8:30 Update: My mother just called me to tell me she bought me a mask in case I go out – I'm pretty sure we're hitting peak panic over the virus if that's the case but maybe not as my daughter slept on the streets of NY last night (28 degrees) to see Harry Styles on the Today Show and she wasn't wearing a mask.
We'll be hearing from the Fed's Robert Kaplan at the open and we'll see if he's wearing a mask or if Neel Kashkari is at 1pm, after the 5-year note auction, which should do well with all the panic in the air. State Street Investor Confidence should be interesting at 10am but tomorrow's Q4 GDP Revision will tell us very little and, strangely enough, the Q1 GDP still hasn't been revised lower by the Atlanta Fed in their GDP Now and that's going to be another market shoe to drop when they do finally downgrade it:
We're doing a little bit of put selling to establish positions in companies we REALLY want to own – even if the economy tanks but, other than that, we're very content to watch the carnage from the sidelines.
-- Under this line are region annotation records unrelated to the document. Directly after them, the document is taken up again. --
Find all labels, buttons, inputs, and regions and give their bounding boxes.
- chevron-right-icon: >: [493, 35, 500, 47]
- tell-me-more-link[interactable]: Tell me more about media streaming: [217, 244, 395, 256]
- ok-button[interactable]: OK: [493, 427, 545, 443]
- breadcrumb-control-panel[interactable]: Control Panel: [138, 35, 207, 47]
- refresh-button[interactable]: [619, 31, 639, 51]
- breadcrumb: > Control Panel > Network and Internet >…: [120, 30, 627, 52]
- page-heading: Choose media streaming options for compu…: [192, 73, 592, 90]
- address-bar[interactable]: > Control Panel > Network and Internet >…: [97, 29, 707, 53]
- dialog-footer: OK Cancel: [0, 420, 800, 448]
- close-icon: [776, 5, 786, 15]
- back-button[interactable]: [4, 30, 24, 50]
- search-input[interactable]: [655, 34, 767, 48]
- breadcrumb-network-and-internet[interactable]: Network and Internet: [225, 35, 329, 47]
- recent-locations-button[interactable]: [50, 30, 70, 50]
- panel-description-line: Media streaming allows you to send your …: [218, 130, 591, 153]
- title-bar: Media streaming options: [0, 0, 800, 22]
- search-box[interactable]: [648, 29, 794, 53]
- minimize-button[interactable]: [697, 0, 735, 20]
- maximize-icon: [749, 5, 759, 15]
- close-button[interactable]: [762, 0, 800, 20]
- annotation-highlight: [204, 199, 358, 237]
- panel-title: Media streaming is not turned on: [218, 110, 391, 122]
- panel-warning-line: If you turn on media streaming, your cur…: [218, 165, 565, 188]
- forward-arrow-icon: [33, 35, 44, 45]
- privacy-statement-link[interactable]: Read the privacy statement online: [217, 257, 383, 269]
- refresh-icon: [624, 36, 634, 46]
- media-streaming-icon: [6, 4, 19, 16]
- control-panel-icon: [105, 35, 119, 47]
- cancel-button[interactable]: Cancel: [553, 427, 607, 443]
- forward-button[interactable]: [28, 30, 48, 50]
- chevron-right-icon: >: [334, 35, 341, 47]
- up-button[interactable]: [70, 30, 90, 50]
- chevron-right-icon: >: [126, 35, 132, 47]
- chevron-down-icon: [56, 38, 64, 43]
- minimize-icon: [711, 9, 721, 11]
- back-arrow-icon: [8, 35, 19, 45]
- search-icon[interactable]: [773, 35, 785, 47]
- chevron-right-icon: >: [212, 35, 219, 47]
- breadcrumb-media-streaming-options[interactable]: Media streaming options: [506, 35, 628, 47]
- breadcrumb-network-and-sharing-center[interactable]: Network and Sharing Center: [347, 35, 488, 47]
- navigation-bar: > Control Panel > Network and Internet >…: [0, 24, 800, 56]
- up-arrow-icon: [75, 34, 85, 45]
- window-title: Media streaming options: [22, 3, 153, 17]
This is not an unjustified panic, this is a repricing of the markets to take into account the very real possibility – ALMOST PROBABILITY! – of a Global Recession caused by this virus spreading outside of China.
I think the Central Banksters do have another save in them and we should hear nice noises from Kaplan and Kashkari today and from Evans tomorrow and Bullard on Friday so the save should be in but God help us if that doesn't work!